Buxton Speedway wraca po wielu latach niebytu. Drużyna wycofała się po sezonie 2018, kiedy to problemy finansowe uniemożliwiły zbudowanie kompetytywnego zespołu. Wielu wówczas skarżyło się na zbyt duże stawki za jazdę, które ustanowiły najlepsze drużyny na tym poziomie. Hitmen wyparowali, do czasu aż Laurence Rogers nie podjął inicjatywy w 2025 roku. Jeden z promotorów Birmingham Brummies ma zamiar kontynuować myśl szkoleniową, jaką praktykował na Perry Barr Stadium.
– To okazja, której nie mogłem przepuścić – przyznał szef Buxton Speedway na łamach Buxton Advertiser. – Utrzymaliśmy przy życiu MDL (Midlands Development League) i mamy to zamiar kontynuować w Buxton. Dodatkowo chcemy dać możliwość treningu zawodnikom na 125cc i 250cc. Będziemy organizować regularne sesje treningowe, a do tego otworzymy szkółkę. W tym samym czasie, mamy zamiar się zgłosić do jazdy w rozgrywkach National Development League bądź Trophy w okresie 2026.
Wsparcie od zaraz
Przede wszystkim Rogers bierze ze sobą ważnych sponsorów i inwestorów, którzy wcześniej pomagali przy Birmingham Brummies bądź Bulls. Zbudowane wsparcie to jedno, ale również sporą rolę odegrał właściciel terenu.

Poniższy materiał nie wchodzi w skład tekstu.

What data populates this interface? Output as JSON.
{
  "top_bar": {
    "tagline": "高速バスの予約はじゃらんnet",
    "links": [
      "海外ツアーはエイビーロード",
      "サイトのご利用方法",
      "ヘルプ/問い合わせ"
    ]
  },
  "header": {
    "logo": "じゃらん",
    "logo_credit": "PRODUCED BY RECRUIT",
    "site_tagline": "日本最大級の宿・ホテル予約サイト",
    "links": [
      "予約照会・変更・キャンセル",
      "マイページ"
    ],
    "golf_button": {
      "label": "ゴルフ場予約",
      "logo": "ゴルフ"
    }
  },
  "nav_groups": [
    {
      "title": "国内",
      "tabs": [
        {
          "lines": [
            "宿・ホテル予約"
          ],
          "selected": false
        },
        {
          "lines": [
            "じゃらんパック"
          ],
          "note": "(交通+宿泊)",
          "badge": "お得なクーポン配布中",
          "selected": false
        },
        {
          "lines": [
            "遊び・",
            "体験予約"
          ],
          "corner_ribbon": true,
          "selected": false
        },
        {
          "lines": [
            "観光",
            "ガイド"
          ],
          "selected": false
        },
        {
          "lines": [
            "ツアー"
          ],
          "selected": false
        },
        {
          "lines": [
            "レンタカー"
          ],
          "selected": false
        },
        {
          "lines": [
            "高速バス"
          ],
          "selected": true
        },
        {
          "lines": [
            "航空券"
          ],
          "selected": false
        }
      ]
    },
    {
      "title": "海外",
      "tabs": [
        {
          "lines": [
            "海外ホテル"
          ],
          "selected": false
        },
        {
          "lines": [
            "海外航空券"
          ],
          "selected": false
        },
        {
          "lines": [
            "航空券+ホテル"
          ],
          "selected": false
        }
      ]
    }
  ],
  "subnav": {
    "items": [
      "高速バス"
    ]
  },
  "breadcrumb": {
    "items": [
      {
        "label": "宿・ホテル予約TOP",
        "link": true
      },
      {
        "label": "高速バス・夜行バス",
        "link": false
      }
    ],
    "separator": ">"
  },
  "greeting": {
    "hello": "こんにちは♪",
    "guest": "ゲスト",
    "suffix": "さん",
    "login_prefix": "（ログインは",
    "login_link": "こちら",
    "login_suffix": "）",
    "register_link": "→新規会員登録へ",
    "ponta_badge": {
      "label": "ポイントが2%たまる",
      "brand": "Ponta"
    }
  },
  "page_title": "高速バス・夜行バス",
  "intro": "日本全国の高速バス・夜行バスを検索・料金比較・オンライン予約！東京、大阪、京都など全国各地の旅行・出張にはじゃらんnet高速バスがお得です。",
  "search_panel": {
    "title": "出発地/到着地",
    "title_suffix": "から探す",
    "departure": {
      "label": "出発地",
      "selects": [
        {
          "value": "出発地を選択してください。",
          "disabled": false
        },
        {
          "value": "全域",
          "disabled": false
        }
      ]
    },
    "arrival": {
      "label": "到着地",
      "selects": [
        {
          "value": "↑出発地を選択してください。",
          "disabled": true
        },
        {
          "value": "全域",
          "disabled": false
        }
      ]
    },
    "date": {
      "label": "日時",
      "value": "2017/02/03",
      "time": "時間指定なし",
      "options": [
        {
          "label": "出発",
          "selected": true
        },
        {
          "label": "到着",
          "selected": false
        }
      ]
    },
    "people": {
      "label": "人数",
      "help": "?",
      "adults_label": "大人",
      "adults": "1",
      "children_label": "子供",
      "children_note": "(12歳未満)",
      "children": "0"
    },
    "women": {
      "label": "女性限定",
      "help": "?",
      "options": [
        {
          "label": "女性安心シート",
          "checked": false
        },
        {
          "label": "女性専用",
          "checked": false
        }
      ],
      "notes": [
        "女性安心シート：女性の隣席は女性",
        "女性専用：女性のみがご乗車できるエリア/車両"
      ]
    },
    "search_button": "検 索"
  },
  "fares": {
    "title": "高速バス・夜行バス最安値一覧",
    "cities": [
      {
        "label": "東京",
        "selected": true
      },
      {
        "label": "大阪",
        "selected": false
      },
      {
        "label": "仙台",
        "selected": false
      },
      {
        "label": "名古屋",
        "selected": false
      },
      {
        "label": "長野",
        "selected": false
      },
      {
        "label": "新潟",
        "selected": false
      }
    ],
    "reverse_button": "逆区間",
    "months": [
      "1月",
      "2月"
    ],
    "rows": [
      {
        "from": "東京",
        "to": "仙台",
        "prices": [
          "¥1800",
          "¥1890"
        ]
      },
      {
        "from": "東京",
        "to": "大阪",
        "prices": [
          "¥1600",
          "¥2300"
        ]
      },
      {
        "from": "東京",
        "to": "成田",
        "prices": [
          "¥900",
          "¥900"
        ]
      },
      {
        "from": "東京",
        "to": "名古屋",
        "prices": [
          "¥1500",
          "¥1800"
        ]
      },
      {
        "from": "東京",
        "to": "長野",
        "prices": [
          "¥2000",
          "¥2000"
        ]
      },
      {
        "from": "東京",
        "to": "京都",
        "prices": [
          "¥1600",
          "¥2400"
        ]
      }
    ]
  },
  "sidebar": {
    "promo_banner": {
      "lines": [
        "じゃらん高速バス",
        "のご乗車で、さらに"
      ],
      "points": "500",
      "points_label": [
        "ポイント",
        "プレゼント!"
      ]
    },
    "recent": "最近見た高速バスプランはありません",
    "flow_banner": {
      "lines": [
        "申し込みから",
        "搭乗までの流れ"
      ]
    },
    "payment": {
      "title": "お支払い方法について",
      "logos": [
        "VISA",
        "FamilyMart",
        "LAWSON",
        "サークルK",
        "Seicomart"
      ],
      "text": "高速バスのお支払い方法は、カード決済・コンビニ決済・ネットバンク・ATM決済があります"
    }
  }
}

Barry Watson, bo on nim mowa, od samego początku pomagał zapaleńcom przy próbie obudowy toru, a zarazem budynków przemysłowych.
– Muszę podziękować właścicielowi terenu za okazaną pomoc. Tak samo dziękuje inwestorom, sponsorom i wolontariuszom, dzięki którym wszystko będzie mogło się odbywać w weekendy. Oni przecież poświęcają swój wolny czas, abyśmy mogli działać w spokoju – dodaje Laurence Rogers.